On Saturday, an attempt was made to blow up the Friendship (Druzhba) oil pipeline to Europe in the Bryansk region of Russia, which also borders Ukraine and Belarus, the Ukrainian news portal Pravda Ukraine reported.
Reports revealed that three explosions damaged one of the transformer stations of the pipeline. At the same time, the company Transneft, which operates the Russian oil pipeline network, emphasized in its statement that “there is no disruption to the pipeline and crude oil is being transported to Europe.”
The Druzhba was built in the 1960s to supply oil to the socialist countries in Eastern Europe.

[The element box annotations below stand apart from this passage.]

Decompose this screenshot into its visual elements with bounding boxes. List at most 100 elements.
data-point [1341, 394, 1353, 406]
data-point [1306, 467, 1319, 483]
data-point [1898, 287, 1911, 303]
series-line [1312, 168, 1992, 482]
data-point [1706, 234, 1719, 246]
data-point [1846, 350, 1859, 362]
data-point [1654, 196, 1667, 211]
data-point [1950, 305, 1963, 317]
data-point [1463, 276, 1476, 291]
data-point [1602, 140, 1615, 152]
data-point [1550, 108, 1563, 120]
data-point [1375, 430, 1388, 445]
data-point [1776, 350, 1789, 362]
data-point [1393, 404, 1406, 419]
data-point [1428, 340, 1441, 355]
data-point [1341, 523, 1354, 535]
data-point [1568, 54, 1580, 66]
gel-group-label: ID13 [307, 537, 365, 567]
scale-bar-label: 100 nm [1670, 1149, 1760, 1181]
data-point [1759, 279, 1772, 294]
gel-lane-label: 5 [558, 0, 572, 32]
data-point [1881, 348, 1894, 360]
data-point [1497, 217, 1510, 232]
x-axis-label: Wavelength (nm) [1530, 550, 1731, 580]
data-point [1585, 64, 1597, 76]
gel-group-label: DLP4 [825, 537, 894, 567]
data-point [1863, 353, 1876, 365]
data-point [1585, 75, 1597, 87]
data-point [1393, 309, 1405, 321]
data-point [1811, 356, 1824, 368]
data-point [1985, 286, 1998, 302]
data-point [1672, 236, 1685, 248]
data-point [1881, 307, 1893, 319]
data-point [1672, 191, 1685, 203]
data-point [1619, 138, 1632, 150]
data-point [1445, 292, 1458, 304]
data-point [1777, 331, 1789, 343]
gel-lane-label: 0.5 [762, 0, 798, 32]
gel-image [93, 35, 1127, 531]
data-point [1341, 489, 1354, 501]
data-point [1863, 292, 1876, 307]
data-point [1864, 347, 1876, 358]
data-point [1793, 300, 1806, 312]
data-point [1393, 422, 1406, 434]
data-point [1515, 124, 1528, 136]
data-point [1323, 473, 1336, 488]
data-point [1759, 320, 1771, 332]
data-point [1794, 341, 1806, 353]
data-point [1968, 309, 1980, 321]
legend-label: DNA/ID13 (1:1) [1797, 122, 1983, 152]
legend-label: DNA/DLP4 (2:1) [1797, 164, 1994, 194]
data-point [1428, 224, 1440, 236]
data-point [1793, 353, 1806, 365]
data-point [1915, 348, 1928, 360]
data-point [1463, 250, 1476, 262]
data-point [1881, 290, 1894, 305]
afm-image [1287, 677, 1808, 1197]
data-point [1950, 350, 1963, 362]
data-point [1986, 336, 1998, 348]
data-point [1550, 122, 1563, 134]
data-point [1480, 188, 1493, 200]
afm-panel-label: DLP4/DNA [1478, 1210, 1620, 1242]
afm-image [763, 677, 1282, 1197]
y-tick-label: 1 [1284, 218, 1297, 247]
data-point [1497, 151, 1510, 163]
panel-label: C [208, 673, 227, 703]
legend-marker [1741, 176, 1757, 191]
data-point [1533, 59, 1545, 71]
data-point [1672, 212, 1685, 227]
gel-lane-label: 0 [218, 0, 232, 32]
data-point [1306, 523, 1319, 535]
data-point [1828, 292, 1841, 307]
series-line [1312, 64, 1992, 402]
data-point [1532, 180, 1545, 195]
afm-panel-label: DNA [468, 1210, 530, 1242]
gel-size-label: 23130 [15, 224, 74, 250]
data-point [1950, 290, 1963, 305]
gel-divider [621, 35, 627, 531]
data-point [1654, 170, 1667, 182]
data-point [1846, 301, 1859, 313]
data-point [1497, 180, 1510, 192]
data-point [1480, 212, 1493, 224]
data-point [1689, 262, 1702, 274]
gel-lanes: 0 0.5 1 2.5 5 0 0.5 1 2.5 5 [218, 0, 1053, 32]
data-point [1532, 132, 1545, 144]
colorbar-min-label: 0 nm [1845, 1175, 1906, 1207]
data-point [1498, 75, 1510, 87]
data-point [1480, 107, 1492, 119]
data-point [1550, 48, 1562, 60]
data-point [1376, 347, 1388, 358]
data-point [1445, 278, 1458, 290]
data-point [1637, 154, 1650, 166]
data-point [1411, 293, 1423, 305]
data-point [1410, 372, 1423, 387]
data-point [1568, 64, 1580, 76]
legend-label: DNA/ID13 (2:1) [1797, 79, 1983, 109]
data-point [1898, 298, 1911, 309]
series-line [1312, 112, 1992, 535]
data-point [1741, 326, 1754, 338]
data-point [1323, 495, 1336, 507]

The European Union decided in late May on a sixth Russian sanctions package banning Russian oil imports. However, those countries that receive oil via pipelines are exempt from the oil embargo and can continue to operate in their current form, including Hungary.
Prior to the adoption of the sanctions package, Olena Zerkal, an adviser to Ukraine’s energy minister, had said “something could happen to the Friendship oil pipeline.”

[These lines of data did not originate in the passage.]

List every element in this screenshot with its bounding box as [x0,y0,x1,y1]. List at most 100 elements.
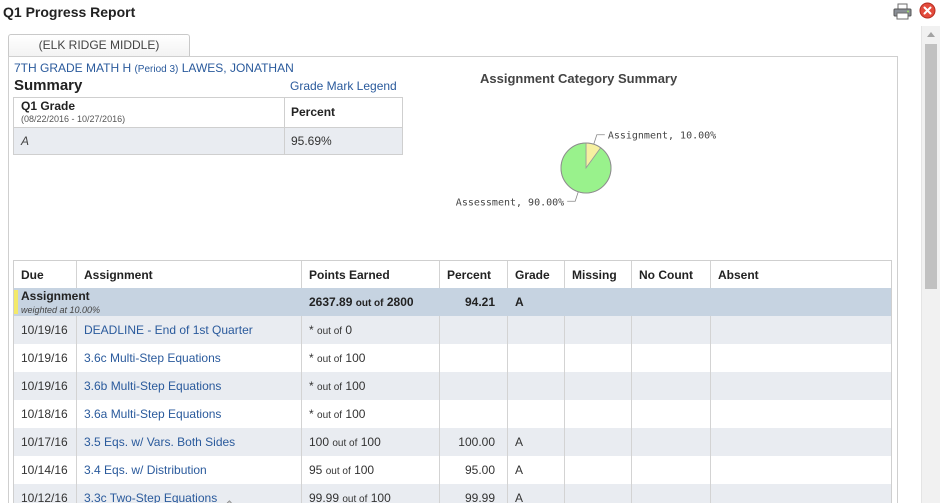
table-row: 10/19/16 3.6c Multi-Step Equations * out… [14,344,891,372]
row-out-of: out of [332,438,358,449]
row-points: 95 out of 100 [302,456,440,484]
course-header: 7TH GRADE MATH H (Period 3) LAWES, JONAT… [14,61,294,75]
pie-label: Assessment, 90.00% [456,197,564,208]
table-row: 10/19/16 DEADLINE - End of 1st Quarter *… [14,316,891,344]
window-title: Q1 Progress Report [3,4,136,20]
category-pie-chart: Assignment, 10.00% Assessment, 90.00% [456,131,716,209]
category-grade: A [508,288,565,316]
assignment-link[interactable]: DEADLINE - End of 1st Quarter [77,316,302,344]
row-missing [565,400,632,428]
row-out-of: out of [325,466,351,477]
row-grade [508,400,565,428]
row-absent [711,400,891,428]
row-missing [565,456,632,484]
category-absent [711,288,891,316]
col-header-no-count[interactable]: No Count [632,261,711,289]
summary-heading: Summary [14,77,83,94]
assignment-link[interactable]: 3.6a Multi-Step Equations [77,400,302,428]
row-possible: 100 [345,379,366,393]
row-absent [711,484,891,503]
table-row: 10/17/16 3.5 Eqs. w/ Vars. Both Sides 10… [14,428,891,456]
summary-percent-header: Percent [285,98,402,128]
col-header-points[interactable]: Points Earned [302,261,440,289]
row-points: 99.99 out of 100 [302,484,440,503]
category-earned: 2637.89 [309,295,353,309]
row-due: 10/14/16 [14,456,77,484]
assignment-link[interactable]: 3.4 Eqs. w/ Distribution [77,456,302,484]
assignment-link[interactable]: 3.3c Two-Step Equations [84,491,218,503]
col-header-grade[interactable]: Grade [508,261,565,289]
row-missing [565,316,632,344]
scrollbar-thumb[interactable] [925,44,937,289]
row-out-of: out of [317,354,343,365]
row-percent [440,400,508,428]
row-points: * out of 100 [302,372,440,400]
col-header-assignment[interactable]: Assignment [77,261,302,289]
summary-grade-header: Q1 Grade (08/22/2016 - 10/27/2016) [14,98,285,128]
pie-leader-line [567,191,579,202]
row-percent: 100.00 [440,428,508,456]
row-nocount [632,400,711,428]
pencil-icon[interactable] [221,493,233,503]
table-header-row: Due Assignment Points Earned Percent Gra… [14,261,891,289]
teacher-link[interactable]: LAWES, JONATHAN [181,61,294,75]
row-grade [508,316,565,344]
category-row: Assignment weighted at 10.00% 2637.89 ou… [14,288,891,316]
row-grade: A [508,484,565,503]
printer-icon[interactable] [893,3,912,20]
course-period: (Period 3) [134,64,179,75]
category-nocount [632,288,711,316]
row-due: 10/18/16 [14,400,77,428]
assignment-link[interactable]: 3.6c Multi-Step Equations [77,344,302,372]
row-possible: 100 [354,463,375,477]
row-points: * out of 100 [302,400,440,428]
assignment-link[interactable]: 3.5 Eqs. w/ Vars. Both Sides [77,428,302,456]
title-bar: Q1 Progress Report [0,0,940,26]
col-header-missing[interactable]: Missing [565,261,632,289]
col-header-due[interactable]: Due [14,261,77,289]
row-percent [440,316,508,344]
row-missing [565,344,632,372]
assignment-link[interactable]: 3.6b Multi-Step Equations [77,372,302,400]
row-absent [711,372,891,400]
table-row: 10/19/16 3.6b Multi-Step Equations * out… [14,372,891,400]
grade-mark-legend-link[interactable]: Grade Mark Legend [290,79,397,93]
row-possible: 0 [345,323,353,337]
col-header-absent[interactable]: Absent [718,268,759,282]
table-row: 10/12/16 3.3c Two-Step Equations 99.99 o… [14,484,891,503]
category-name: Assignment [21,289,90,303]
course-name-link[interactable]: 7TH GRADE MATH H [14,61,132,75]
row-absent [711,428,891,456]
category-weight: weighted at 10.00% [21,305,101,315]
vertical-scrollbar[interactable] [921,26,940,503]
row-earned: * [309,407,314,421]
row-due: 10/19/16 [14,316,77,344]
summary-table: Q1 Grade (08/22/2016 - 10/27/2016) Perce… [13,97,403,155]
row-nocount [632,456,711,484]
row-out-of: out of [317,326,343,337]
row-nocount [632,316,711,344]
row-percent: 99.99 [440,484,508,503]
row-out-of: out of [317,382,343,393]
row-grade [508,344,565,372]
pie-label: Assignment, 10.00% [608,131,716,142]
pie-leader-line [593,134,605,145]
tab-school[interactable]: (ELK RIDGE MIDDLE) [8,34,190,57]
row-absent [711,316,891,344]
row-absent [711,456,891,484]
col-header-percent[interactable]: Percent [440,261,508,289]
category-possible: 2800 [386,295,414,309]
row-earned: * [309,379,314,393]
q1-date-range: (08/22/2016 - 10/27/2016) [21,114,126,124]
row-possible: 100 [345,351,366,365]
close-icon[interactable] [919,2,936,19]
row-points: * out of 100 [302,344,440,372]
scroll-up-arrow-icon[interactable] [922,26,940,42]
summary-grade-value: A [14,128,285,154]
q1-grade-label: Q1 Grade [21,99,76,113]
row-percent [440,344,508,372]
row-missing [565,428,632,456]
summary-percent-value: 95.69% [285,128,402,154]
row-nocount [632,484,711,503]
row-missing [565,372,632,400]
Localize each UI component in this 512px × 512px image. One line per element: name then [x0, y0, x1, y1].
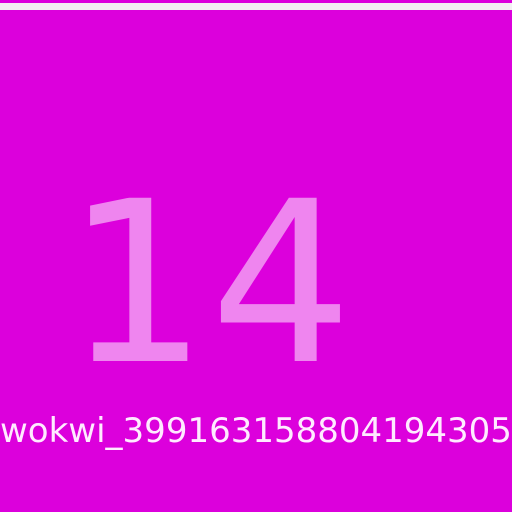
device-label: wokwi_3991631588041943059	[0, 411, 512, 451]
display-screen: 14 wokwi_3991631588041943059	[0, 12, 512, 512]
counter-value: 14	[65, 153, 355, 414]
top-strip	[0, 3, 512, 10]
top-bar	[0, 0, 512, 12]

Zerkal has also noted that Hungary receives Russian oil through the Friendship pipeline passing through Ukraine. According to the adviser, by damaging or closing the pipeline, Ukraine could put pressure on the Hungarian government to support the oil embargo.
A similar attack was carried out in April before Saturday’s attempt. At that time, an oil tank was set on fire in Bryansk, at the Druzhba pipeline station.